Some of the moments and experiences in which my soul was stirred awake in new ways: Witnessing the particular light and shadow playing off of the Jerusalem stone, the night sky and the incredible and improbable bursts of blooming flowers everywhere, the sights and sounds of such a diverse array of people eating, drinking, talking and laughing in cafes and restaurants even until midnight, the music pouring from synagogue windows as various communities welcomed Shabbat; a friend giving me a private tour of the profoundly moving exhibit at Beit Avichai of Anatoly Kaplan’s work, as he was a primary illustrator for the stories of Sholem Aleichem my great-great grandfather; conversations with taxi drivers and with nuns at a Christian monastery called Beit Jamal, which a group of us were able to visit, guided by the wonderful scholar Yossi Klein HaLevi who was teaching us about contemplative practice in Judaism and Christianity; attending the massive Saturday night protest for the preservation of Israeli democracy (which was then in its 27th consecutive week, in cities throughout Israel); my phone, giving me walking directions, telling me to “turn right on Sholem Aleichem street,” chanting new melodies for ancient psalms in a new community of spirituality and music that meets every Tuesday evening, attending a concert by renowned musician and actor Tzachi Halevi (known for his role in Fauda) and so much more.

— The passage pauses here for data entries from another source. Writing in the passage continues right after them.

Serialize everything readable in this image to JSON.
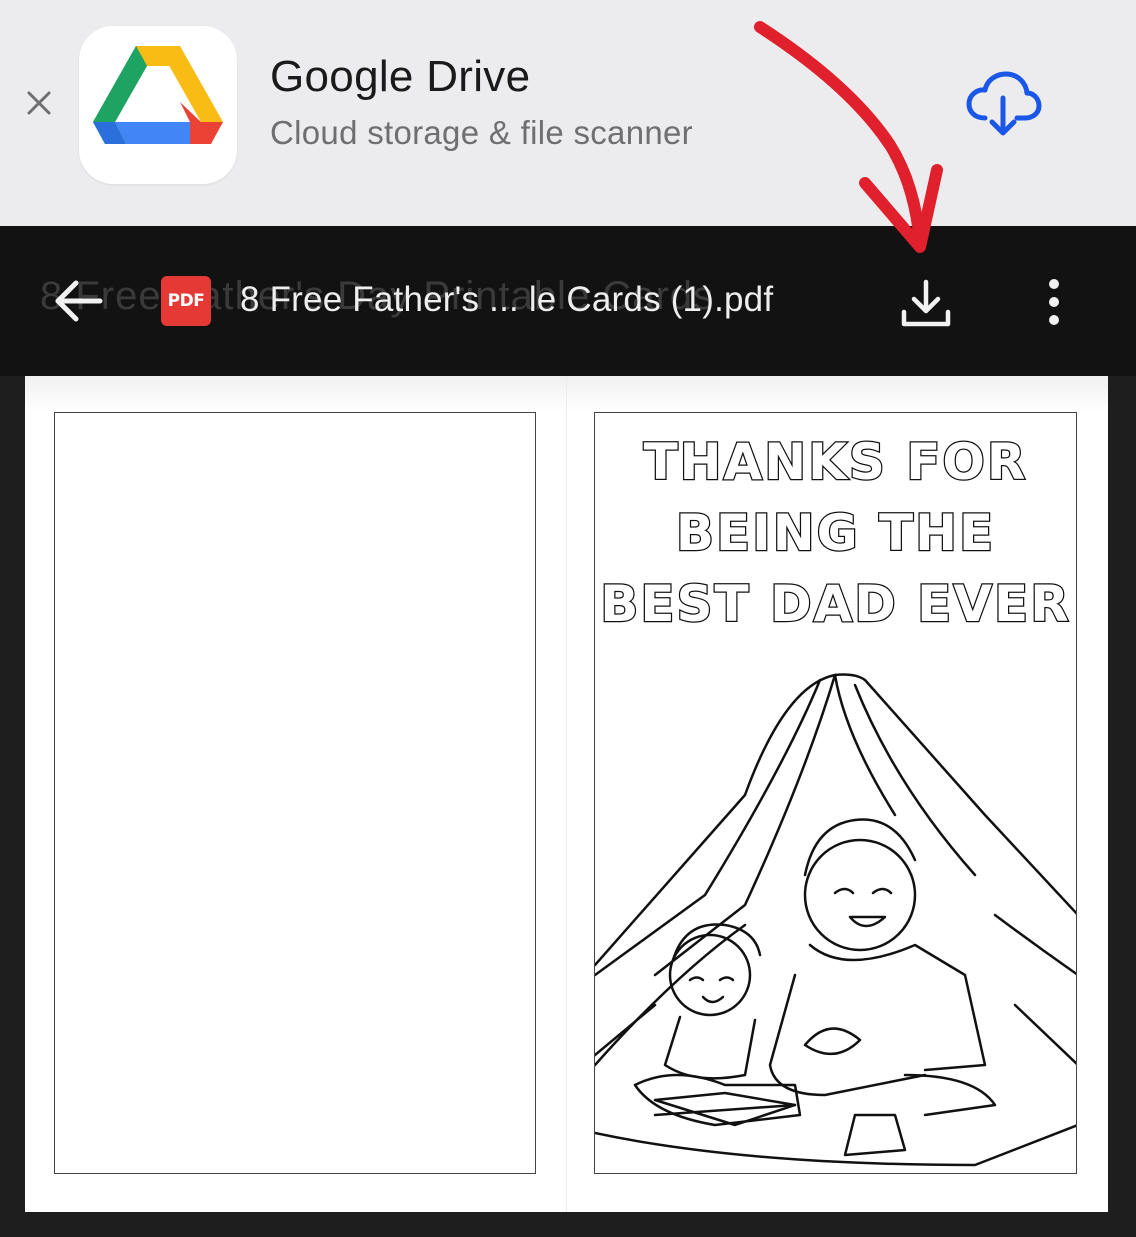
{
  "banner": {
    "app_name": "Google Drive",
    "app_subtitle": "Cloud storage & file scanner"
  },
  "toolbar": {
    "ghost_text": "8 Free Father's Day Printable Cards",
    "pdf_badge": "PDF",
    "file_name": "8 Free Father's ... le Cards (1).pdf"
  },
  "card": {
    "lines": [
      "THANKS FOR",
      "BEING THE",
      "BEST DAD EVER"
    ]
  },
  "colors": {
    "banner_bg": "#ececee",
    "toolbar_bg": "#121212",
    "pdf_badge": "#e53935",
    "cloud_icon": "#1a56e8",
    "annotation_arrow": "#e0202c"
  },
  "icons": {
    "close": "close-icon",
    "app_logo": "google-drive-logo",
    "cloud_download": "cloud-download-icon",
    "back": "arrow-left-icon",
    "download": "download-icon",
    "more": "more-vertical-icon",
    "annotation": "red-arrow-annotation"
  }
}
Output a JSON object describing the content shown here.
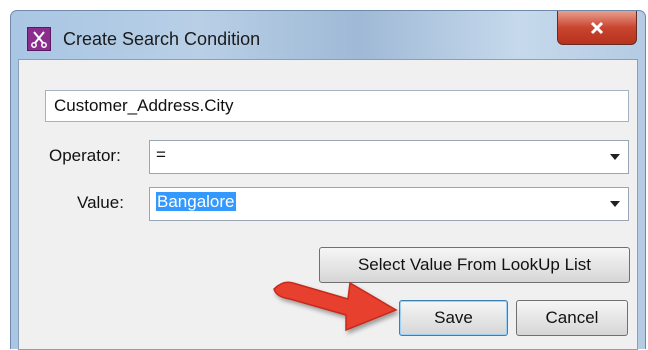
{
  "window": {
    "title": "Create Search Condition",
    "close_label": "X"
  },
  "form": {
    "field_path": "Customer_Address.City",
    "operator_label": "Operator:",
    "operator_value": "=",
    "value_label": "Value:",
    "value_value": "Bangalore"
  },
  "buttons": {
    "lookup_label": "Select Value From LookUp List",
    "save_label": "Save",
    "cancel_label": "Cancel"
  },
  "icons": {
    "app": "scissors-icon",
    "close": "close-icon",
    "dropdown": "chevron-down-icon",
    "annotation": "red-arrow-annotation"
  },
  "colors": {
    "selection": "#3399ff",
    "annotation_arrow": "#e8402f"
  }
}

On Shabbat mornings, we chant at the ark: Ki mitzion tetzei torah u’dvar Adonai mi Yerushalayim – “For from Zion Torah will come forth, and the word of God from Jerusalem.” For me, all that I experience when I am in Jerusalem is Torah for the heart and the mind. A profoundly complex well of meaning, struggle, blessing, challenge, hope, and history that demands that we “turn it and turn it” (Pirke Avot 5:24), to wonder, to find and create wisdom in it and from it, within it and with it. I hope that we will soon be able to plan a congregational trip for TOS (please let me know if you would be interested in helping with the planning, or in participating; details to come!), so that I can share this with you in person. 

This Tisha b’Av, I will reflect upon the Jerusalem that is today and renew hope for its future as a dynamic, vibrant, and sacred center for our people, even as I make space for mourning for the catastrophes that have befallen us and this precious city through the millennia. I leave you with one of my favorite poems by Yehuda Amichai, in which this greatest of Jerusalem’s “secular” poets describes the extraordinary power of this place:

by Yehuda Amichai

Visits of condolence is all we get from them.
They squat at the Holocaust Memorial,
They put on grave faces at the Wailing Wall
And they laugh behind heavy curtains
In their hotels.
They have their pictures taken
Together with our famous dead
At Rachel’s Tomb and Herzl’s Tomb
And on Ammunition Hill.
They weep over our sweet boys
And lust after our tough girls
And hang up their underwear
To dry quickly
In cool, blue bathrooms.

Once I sat on the steps by a gate at David’s Tower, I placed my two heavy baskets at my side. A group of tourists was standing around their guide and I became their target marker. “You see that man with the baskets? Just right of his head there’s an arch from the Roman period. Just right of his head.” “But he’s moving, he’s moving!” I said to myself: redemption will come only if their guide tells them, “You see that arch from the Roman period? It’s not important: but next to it, left and down a bit, there sits a man who’s bought fruit and vegetables for his family.”